We get to the end of the article.

The attackers used green pen lasers to search for figures at the windows of the Brotherhood offices, then hurled Molotov cocktails. They vowed to show no mercy on the members inside. “Their leaders have left them like sheeps for the slaughter,” one said. Two people were killed in the violence at the headquarters, medics there said.

Thousands of Mr. Morsi’s supporters in the Muslim Brotherhood had gathered at a rally near the presidential palace to prepare to defend it if the protesters tried to attack. Many brought batons, pipes, bats, hard hats or motorcycle helmets, even woks or scraps of metal to use as shields. They stood at attention with clubs raised and marched together. “We will sacrifice our lives for our religion,” some chanted. “Morsi’s men are everywhere.”

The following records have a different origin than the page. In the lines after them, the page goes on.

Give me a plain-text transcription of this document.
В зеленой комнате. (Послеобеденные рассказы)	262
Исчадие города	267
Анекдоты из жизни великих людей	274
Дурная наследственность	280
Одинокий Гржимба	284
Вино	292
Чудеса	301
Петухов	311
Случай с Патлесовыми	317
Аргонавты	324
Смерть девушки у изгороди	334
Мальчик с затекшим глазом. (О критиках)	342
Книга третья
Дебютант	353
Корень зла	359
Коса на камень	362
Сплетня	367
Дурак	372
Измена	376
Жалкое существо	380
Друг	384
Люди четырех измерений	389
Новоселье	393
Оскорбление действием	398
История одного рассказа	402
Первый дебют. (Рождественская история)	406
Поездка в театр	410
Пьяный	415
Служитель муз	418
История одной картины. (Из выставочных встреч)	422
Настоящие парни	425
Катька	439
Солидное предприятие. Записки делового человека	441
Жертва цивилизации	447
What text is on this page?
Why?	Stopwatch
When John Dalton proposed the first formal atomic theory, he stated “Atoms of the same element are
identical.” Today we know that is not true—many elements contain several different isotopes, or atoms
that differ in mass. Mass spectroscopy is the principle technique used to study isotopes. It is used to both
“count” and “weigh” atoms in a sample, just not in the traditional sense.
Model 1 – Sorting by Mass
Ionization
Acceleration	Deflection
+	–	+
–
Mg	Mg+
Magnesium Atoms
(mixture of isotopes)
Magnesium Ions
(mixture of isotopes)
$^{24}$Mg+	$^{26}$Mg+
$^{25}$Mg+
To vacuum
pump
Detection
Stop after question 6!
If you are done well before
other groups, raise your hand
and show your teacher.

According to the reporter whose tweets were cited above, the protesters attacked the headquarters a few hours after they were attacked – is it possible that Kirkpatrick or one of his colleagues got to the scene only after the Muslim Brotherhood members had attacked the protesters? Furthermore, the dead, according to other reports, came from the ranks of the protesters, a point that that the New York Times leaves ambiguous.

But the view of the pro-Morsi protesters matches what I’ve read elsewhere. They did not appear to be bent on peaceful demonstrations.

The New York Times had an opportunity to report on history in the making. Unfortunately, aside from the headline, much of the report was distorted favoring the preconceived notions of the paper, its reporters and editors.